FIGS. 4A and 4B are schematic views for illustrating an array substrate having a double-domain structure. FIGS. 4A and 4B show a common electrode 80, a pixel electrode 83, a rubbing direction “rb”, a first polarizing axis “POL1” and a second polarizing axis “POL2” of polarizing plates, and a director of liquid crystal molecules 90 at a low gray level. The common and pixel electrodes 80 and 83 are symmetrically bent at a center such that a double-domain structure is generated at one pixel region “P”. As a result, a color shift problem is prevented by a counterbalance of domains.

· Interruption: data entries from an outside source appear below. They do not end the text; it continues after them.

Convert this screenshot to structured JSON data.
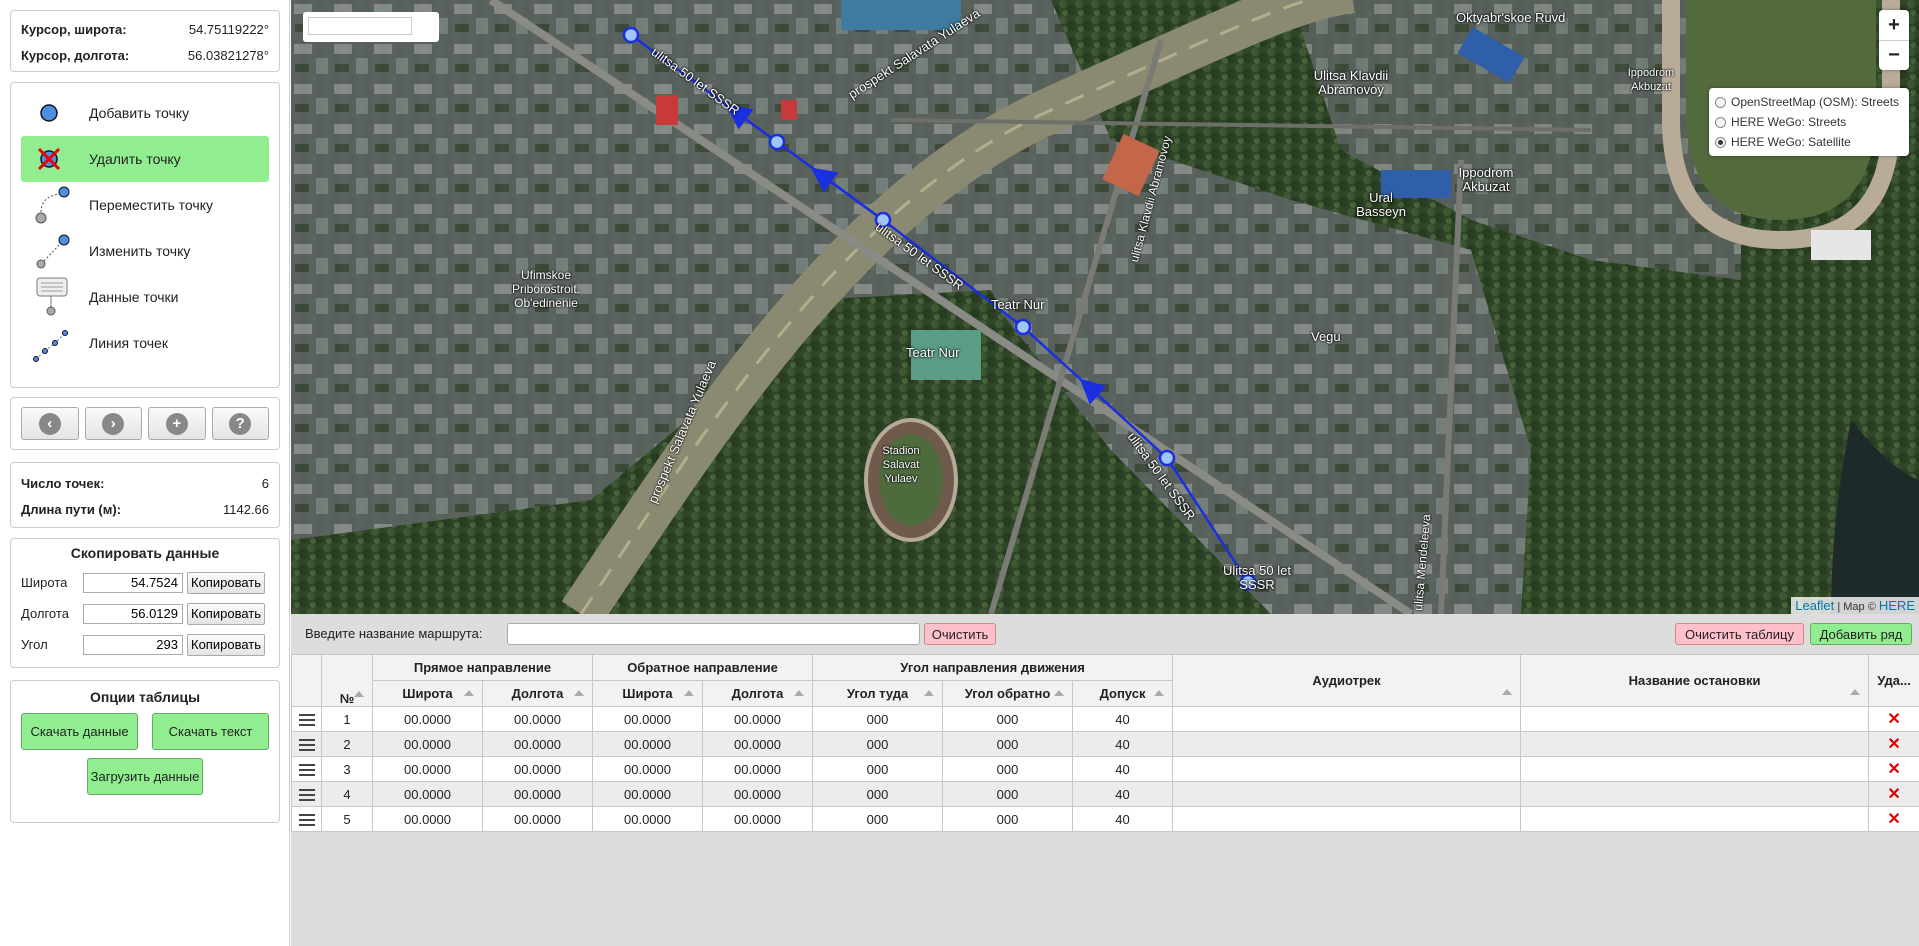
{
  "cursor": {
    "lat_label": "Курсор, широта:",
    "lat_value": "54.75119222°",
    "lon_label": "Курсор, долгота:",
    "lon_value": "56.03821278°"
  },
  "tools": [
    {
      "label": "Добавить точку",
      "icon": "add-point-icon"
    },
    {
      "label": "Удалить точку",
      "icon": "delete-point-icon"
    },
    {
      "label": "Переместить точку",
      "icon": "move-point-icon"
    },
    {
      "label": "Изменить точку",
      "icon": "edit-point-icon"
    },
    {
      "label": "Данные точки",
      "icon": "point-data-icon"
    },
    {
      "label": "Линия точек",
      "icon": "point-line-icon"
    }
  ],
  "nav_buttons": [
    {
      "icon": "arrow-left-icon",
      "glyph": "‹"
    },
    {
      "icon": "arrow-right-icon",
      "glyph": "›"
    },
    {
      "icon": "plus-icon",
      "glyph": "+"
    },
    {
      "icon": "help-icon",
      "glyph": "?"
    }
  ],
  "stats": {
    "points_label": "Число точек:",
    "points_value": "6",
    "length_label": "Длина пути (м):",
    "length_value": "1142.66"
  },
  "copy": {
    "title": "Скопировать данные",
    "rows": [
      {
        "label": "Широта",
        "value": "54.7524",
        "button": "Копировать"
      },
      {
        "label": "Долгота",
        "value": "56.0129",
        "button": "Копировать"
      },
      {
        "label": "Угол",
        "value": "293",
        "button": "Копировать"
      }
    ]
  },
  "table_options": {
    "title": "Опции таблицы",
    "download_data": "Скачать данные",
    "download_text": "Скачать текст",
    "upload_data": "Загрузить данные"
  },
  "map": {
    "labels": [
      "Oktyabr'skoe Ruvd",
      "Ulitsa Klavdii Abramovoy",
      "Ippodrom Akbuzat",
      "Ippodrom Akbuzat",
      "Ural Basseyn",
      "Vegu",
      "Teatr Nur",
      "Teatr Nur",
      "Ufimskoe Priborostroit. Ob'edinenie",
      "Stadion Salavat Yulaev",
      "Ulitsa 50 let SSSR",
      "prospekt Salavata Yulaeva",
      "prospekt Salavata Yulaeva",
      "ulitsa 50 let SSSR",
      "ulitsa 50 let SSSR",
      "ulitsa 50 let SSSR",
      "ulitsa Mendeleeva",
      "ulitsa Klavdii Abramovoy"
    ],
    "layers": [
      {
        "label": "OpenStreetMap (OSM): Streets",
        "checked": false
      },
      {
        "label": "HERE WeGo: Streets",
        "checked": false
      },
      {
        "label": "HERE WeGo: Satellite",
        "checked": true
      }
    ],
    "zoom_in": "+",
    "zoom_out": "−",
    "attribution": {
      "leaflet": "Leaflet",
      "sep": " | Map © ",
      "here": "HERE"
    },
    "route_color": "#1a2fe0"
  },
  "route_bar": {
    "name_label": "Введите название маршрута:",
    "name_value": "",
    "clear": "Очистить",
    "clear_table": "Очистить таблицу",
    "add_row": "Добавить ряд"
  },
  "table": {
    "groups": [
      "Прямое направление",
      "Обратное направление",
      "Угол направления движения"
    ],
    "columns": [
      "№",
      "Широта",
      "Долгота",
      "Широта",
      "Долгота",
      "Угол туда",
      "Угол обратно",
      "Допуск",
      "Аудиотрек",
      "Название остановки",
      "Уда..."
    ],
    "rows": [
      {
        "n": "1",
        "lat1": "00.0000",
        "lon1": "00.0000",
        "lat2": "00.0000",
        "lon2": "00.0000",
        "a1": "000",
        "a2": "000",
        "tol": "40",
        "audio": "",
        "stop": ""
      },
      {
        "n": "2",
        "lat1": "00.0000",
        "lon1": "00.0000",
        "lat2": "00.0000",
        "lon2": "00.0000",
        "a1": "000",
        "a2": "000",
        "tol": "40",
        "audio": "",
        "stop": ""
      },
      {
        "n": "3",
        "lat1": "00.0000",
        "lon1": "00.0000",
        "lat2": "00.0000",
        "lon2": "00.0000",
        "a1": "000",
        "a2": "000",
        "tol": "40",
        "audio": "",
        "stop": ""
      },
      {
        "n": "4",
        "lat1": "00.0000",
        "lon1": "00.0000",
        "lat2": "00.0000",
        "lon2": "00.0000",
        "a1": "000",
        "a2": "000",
        "tol": "40",
        "audio": "",
        "stop": ""
      },
      {
        "n": "5",
        "lat1": "00.0000",
        "lon1": "00.0000",
        "lat2": "00.0000",
        "lon2": "00.0000",
        "a1": "000",
        "a2": "000",
        "tol": "40",
        "audio": "",
        "stop": ""
      }
    ],
    "delete_glyph": "✕"
  }
}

In more detail, when the rubbing direction “rb” is parallel to one of the first and second polarizing axis “POL1” and “POL2”, which are perpendicular to each other, a director of the liquid crystal molecule 90 at the first domain “D1” and a director of the liquid crystal molecule 90 at the second domain “D2” are perfectly symmetric to each other, as shown FIG. 4B showing a schematic view of a full white mode. As a result, a color shift problem is prevented.
However, as shown in FIG. 4A showing a schematic view of a low gray level mode, a director of the liquid crystal molecule 90 at a first domain “D1” and a director of the liquid crystal molecule 90 at a second domain “D2” is imperfectly symmetric to each other such that a counterbalance of the domains “D1” and “D2” is also imperfect. As a result, a color shift problem is still generated.
In addition, since a boundary of the first and second domains “D1” and “D2” is positioned in the pixel region “P”, a light leakage problem is generated. When a light-shielding element, e.g., a black matrix, is formed to prevent the light leakage problem, an aperture ratio is decreased.